Sherlock Holmes is known around the world as the greatest fictional detective in history, but in the real world, his creator wasn’t far behind. Sir Arthur Conan Doyle was best known as a writer, but he was also a physician and, in two notable cases, an amateur criminal investigator. In 1906, Conan Doyle helped exonerate George Edalji, who had been wrongfully convicted of animal mutilation. And most famously, Conan Doyle used his “Holmes method” — and his money — to petition for the release of Oscar Slater, who was accused of killing 82-year-old Marion Gilchrist in 1908. Slater had already of the black marks against him, including running an illegal gambling operation and possibly being a pimp. He thus became an easy target for the police and was sentenced to death, although this was later changed to life imprisonment. The case eventually caught the attention of Conan Doyle. He used all his deductive reasoning skills to uncover a number of inconsistencies, including questionable witness testimony, and used his considerable influence – both publicly and politically – to get Slater released in 1927. The ending was not entirely happy, though. Slater was never legally cleared, and although he received compensation from the government for his conviction, he never reimbursed Conan Doyle for the expenses incurred in freeing Slater. In other words, even Conan Doyle learned not only that crime doesn’t pay, but neither do alleged criminals.

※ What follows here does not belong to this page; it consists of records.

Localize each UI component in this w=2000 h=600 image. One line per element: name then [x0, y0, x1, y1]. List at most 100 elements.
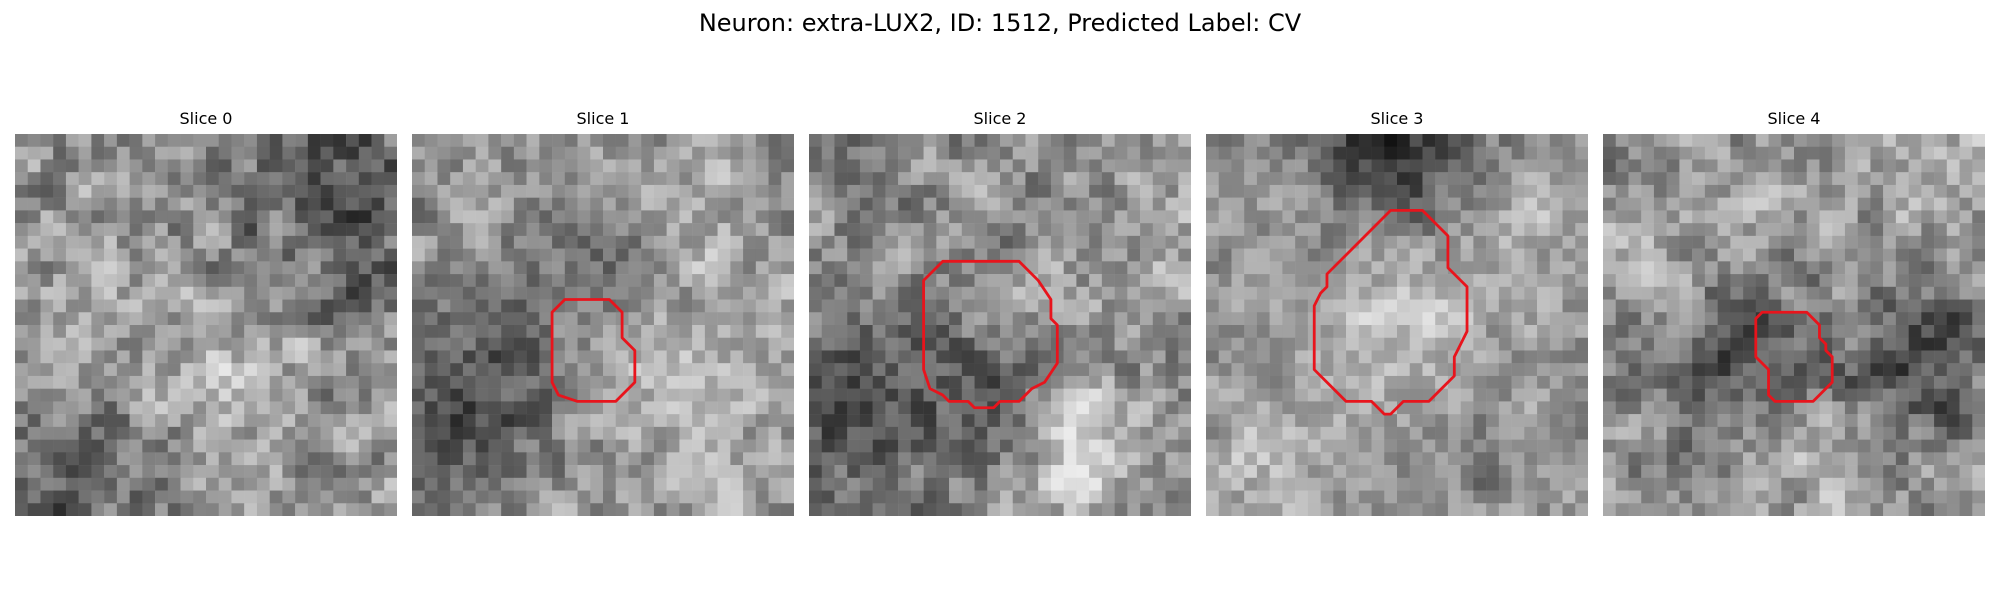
pixel: [142, 223, 156, 237]
pixel: [180, 210, 194, 224]
pixel: [526, 312, 540, 326]
pixel: [704, 426, 718, 440]
pixel: [1717, 490, 1731, 504]
pixel: [974, 235, 988, 249]
pixel: [1549, 261, 1563, 275]
pixel: [1000, 223, 1013, 237]
pixel: [282, 503, 296, 516]
pixel: [1730, 477, 1744, 491]
pixel: [1165, 223, 1179, 237]
pixel: [501, 210, 515, 224]
pixel: [936, 375, 950, 389]
pixel: [1244, 337, 1258, 351]
pixel: [936, 248, 950, 262]
pixel: [412, 401, 425, 415]
pixel: [1832, 197, 1846, 211]
pixel: [615, 426, 629, 440]
pixel: [526, 426, 540, 440]
pixel: [898, 248, 912, 262]
pixel: [256, 388, 270, 402]
pixel: [692, 414, 706, 428]
pixel: [1972, 210, 1985, 224]
pixel: [755, 235, 769, 249]
pixel: [1435, 439, 1449, 453]
pixel: [1806, 337, 1820, 351]
pixel: [193, 465, 207, 479]
pixel: [847, 159, 861, 173]
pixel: [40, 465, 54, 479]
pixel: [1101, 439, 1115, 453]
pixel: [1295, 286, 1309, 300]
pixel: [1511, 261, 1525, 275]
pixel: [488, 210, 502, 224]
pixel: [564, 134, 578, 147]
pixel: [1908, 248, 1922, 262]
pixel: [307, 172, 321, 186]
pixel: [1794, 248, 1807, 262]
pixel: [1549, 337, 1563, 351]
pixel: [552, 159, 566, 173]
pixel: [1653, 439, 1667, 453]
pixel: [603, 312, 616, 326]
pixel: [692, 197, 706, 211]
pixel: [1562, 312, 1576, 326]
pixel: [539, 325, 553, 338]
pixel: [872, 337, 886, 351]
pixel: [885, 197, 899, 211]
pixel: [282, 197, 296, 211]
pixel: [437, 388, 451, 402]
pixel: [1333, 159, 1347, 173]
pixel: [1089, 452, 1103, 466]
pixel: [526, 490, 540, 504]
pixel: [1959, 134, 1973, 147]
pixel: [1460, 503, 1474, 516]
pixel: [834, 210, 848, 224]
pixel: [295, 337, 309, 351]
pixel: [269, 235, 283, 249]
pixel: [1371, 197, 1385, 211]
pixel: [15, 274, 28, 288]
pixel: [1562, 325, 1576, 338]
pixel: [704, 350, 718, 364]
pixel: [1743, 261, 1757, 275]
pixel: [1307, 134, 1321, 147]
pixel: [1806, 350, 1820, 364]
pixel: [1089, 223, 1103, 237]
pixel: [1218, 452, 1232, 466]
pixel: [910, 261, 924, 275]
pixel: [1178, 426, 1191, 440]
pixel: [809, 286, 822, 300]
pixel: [371, 312, 385, 326]
pixel: [936, 235, 950, 249]
pixel: [692, 286, 706, 300]
pixel: [1653, 210, 1667, 224]
pixel: [1781, 248, 1795, 262]
pixel: [949, 477, 963, 491]
pixel: [1628, 337, 1642, 351]
pixel: [1768, 184, 1782, 198]
pixel: [412, 261, 425, 275]
pixel: [307, 388, 321, 402]
pixel: [755, 197, 769, 211]
pixel: [603, 146, 616, 160]
pixel: [1025, 388, 1039, 402]
pixel: [27, 261, 41, 275]
pixel: [1653, 490, 1667, 504]
pixel: [1730, 503, 1744, 516]
pixel: [53, 388, 67, 402]
pixel: [1152, 452, 1166, 466]
pixel: [809, 503, 822, 516]
pixel: [412, 337, 425, 351]
pixel: [384, 146, 397, 160]
pixel: [116, 477, 130, 491]
pixel: [1101, 235, 1115, 249]
pixel: [282, 134, 296, 147]
pixel: [193, 439, 207, 453]
pixel: [1704, 363, 1718, 377]
pixel: [1615, 172, 1629, 186]
pixel: [1152, 375, 1166, 389]
pixel: [193, 146, 207, 160]
pixel: [282, 490, 296, 504]
pixel: [384, 184, 397, 198]
pixel: [358, 299, 372, 313]
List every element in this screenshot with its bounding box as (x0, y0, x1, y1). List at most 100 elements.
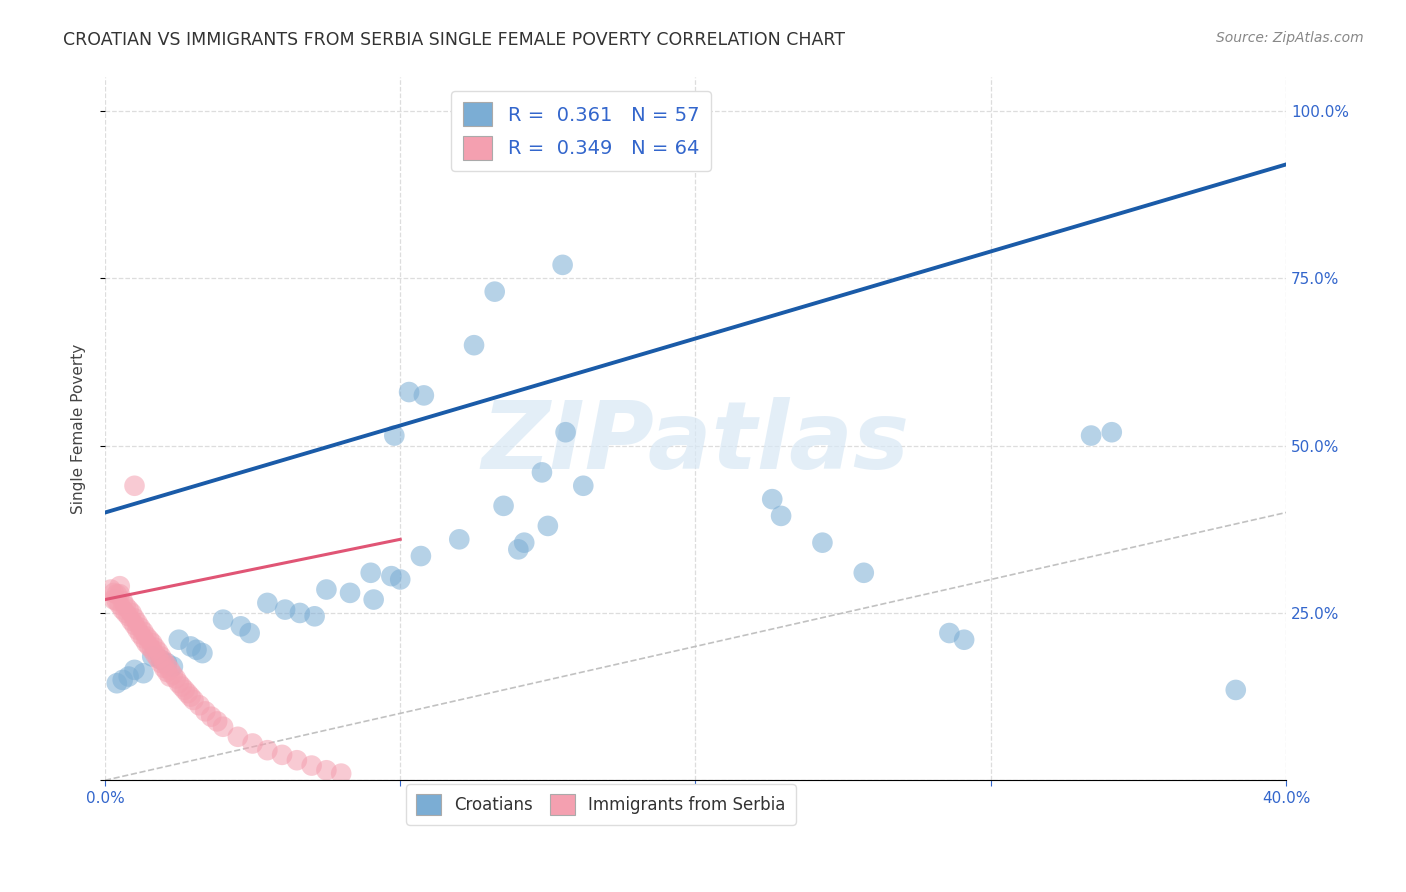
Point (610, 103, 633, 118)
Point (138, 640, 160, 654)
Point (111, 673, 134, 687)
Legend: Croatians, Immigrants from Serbia: Croatians, Immigrants from Serbia (406, 784, 796, 825)
Point (330, 766, 353, 780)
Point (170, 680, 193, 694)
Point (167, 632, 190, 647)
Point (186, 642, 208, 657)
Point (304, 609, 326, 624)
Point (382, 428, 405, 442)
Point (212, 613, 235, 627)
Text: CROATIAN VS IMMIGRANTS FROM SERBIA SINGLE FEMALE POVERTY CORRELATION CHART: CROATIAN VS IMMIGRANTS FROM SERBIA SINGL… (63, 31, 845, 49)
Point (572, 479, 595, 493)
Point (146, 645, 169, 659)
Point (117, 602, 139, 616)
Point (124, 611, 146, 625)
Point (537, 519, 560, 533)
Point (1225, 682, 1247, 697)
Point (173, 682, 195, 697)
Point (484, 285, 506, 299)
Point (285, 753, 308, 767)
Point (150, 656, 173, 670)
Point (409, 549, 432, 563)
Point (111, 602, 134, 616)
Point (852, 566, 875, 580)
Point (146, 651, 169, 665)
Point (811, 535, 834, 549)
Point (132, 624, 155, 639)
Point (135, 636, 157, 650)
Point (108, 587, 131, 601)
Point (156, 656, 179, 670)
Point (100, 582, 122, 597)
Point (1080, 428, 1102, 442)
Point (191, 646, 214, 660)
Point (132, 666, 155, 681)
Point (105, 587, 128, 601)
Point (212, 720, 235, 734)
Point (180, 690, 202, 704)
Point (205, 714, 228, 729)
Point (256, 596, 278, 610)
Point (596, 103, 619, 118)
Point (129, 627, 152, 641)
Point (554, 425, 576, 440)
Point (363, 592, 385, 607)
Point (242, 737, 264, 751)
Point (288, 606, 311, 620)
Point (121, 606, 143, 620)
Point (138, 632, 160, 647)
Point (398, 385, 420, 400)
Point (124, 663, 146, 677)
Point (143, 640, 166, 655)
Point (770, 508, 793, 523)
Point (141, 649, 163, 664)
Point (124, 618, 146, 632)
Point (274, 602, 297, 616)
Point (108, 598, 131, 612)
Point (141, 642, 163, 657)
Point (508, 542, 530, 557)
Point (360, 566, 382, 580)
Point (389, 573, 412, 587)
Point (143, 648, 166, 662)
Point (183, 693, 205, 707)
Point (105, 676, 128, 690)
Point (127, 615, 149, 630)
Point (153, 654, 176, 668)
Point (150, 649, 173, 664)
Point (229, 619, 252, 633)
Point (188, 698, 211, 713)
Point (339, 586, 361, 600)
Point (159, 663, 181, 677)
Point (135, 629, 157, 643)
Point (226, 730, 249, 744)
Point (124, 479, 146, 493)
Point (150, 653, 173, 667)
Point (117, 609, 139, 624)
Point (761, 492, 783, 507)
Point (121, 614, 143, 628)
Point (599, 103, 621, 118)
Point (114, 606, 136, 620)
Point (153, 661, 176, 675)
Point (301, 758, 323, 772)
Point (129, 621, 152, 635)
Point (162, 659, 184, 673)
Point (315, 582, 337, 597)
Point (114, 599, 136, 614)
Point (938, 626, 960, 640)
Point (530, 466, 553, 480)
Point (156, 665, 179, 679)
Point (127, 623, 149, 637)
Point (463, 338, 485, 352)
Point (315, 764, 337, 778)
Point (513, 535, 536, 549)
Y-axis label: Single Female Poverty: Single Female Poverty (72, 343, 86, 514)
Point (271, 747, 294, 762)
Point (159, 669, 181, 683)
Point (167, 676, 190, 690)
Point (141, 636, 163, 650)
Point (658, 103, 681, 118)
Point (162, 667, 184, 681)
Point (105, 594, 128, 608)
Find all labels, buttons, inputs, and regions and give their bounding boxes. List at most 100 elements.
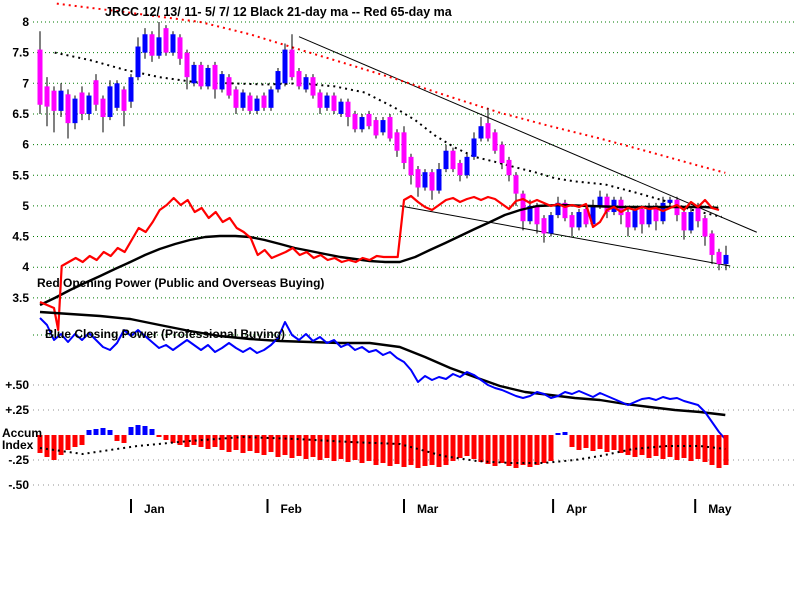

A closer look at Sir Arthur Conan Doyle:

Although he wrote his first novel at 23, Conan Doyle’s manuscript got lost on the way to a publisher and he rewrote it from memory.
Doyle fell in love with a fake photo of a girl surrounded by fairies and allegedly spent $1 million to prove their existence.
Too overweight to be admitted to military service as a soldier, Doyle became a surgeon and left for Africa as a ship’s medical officer.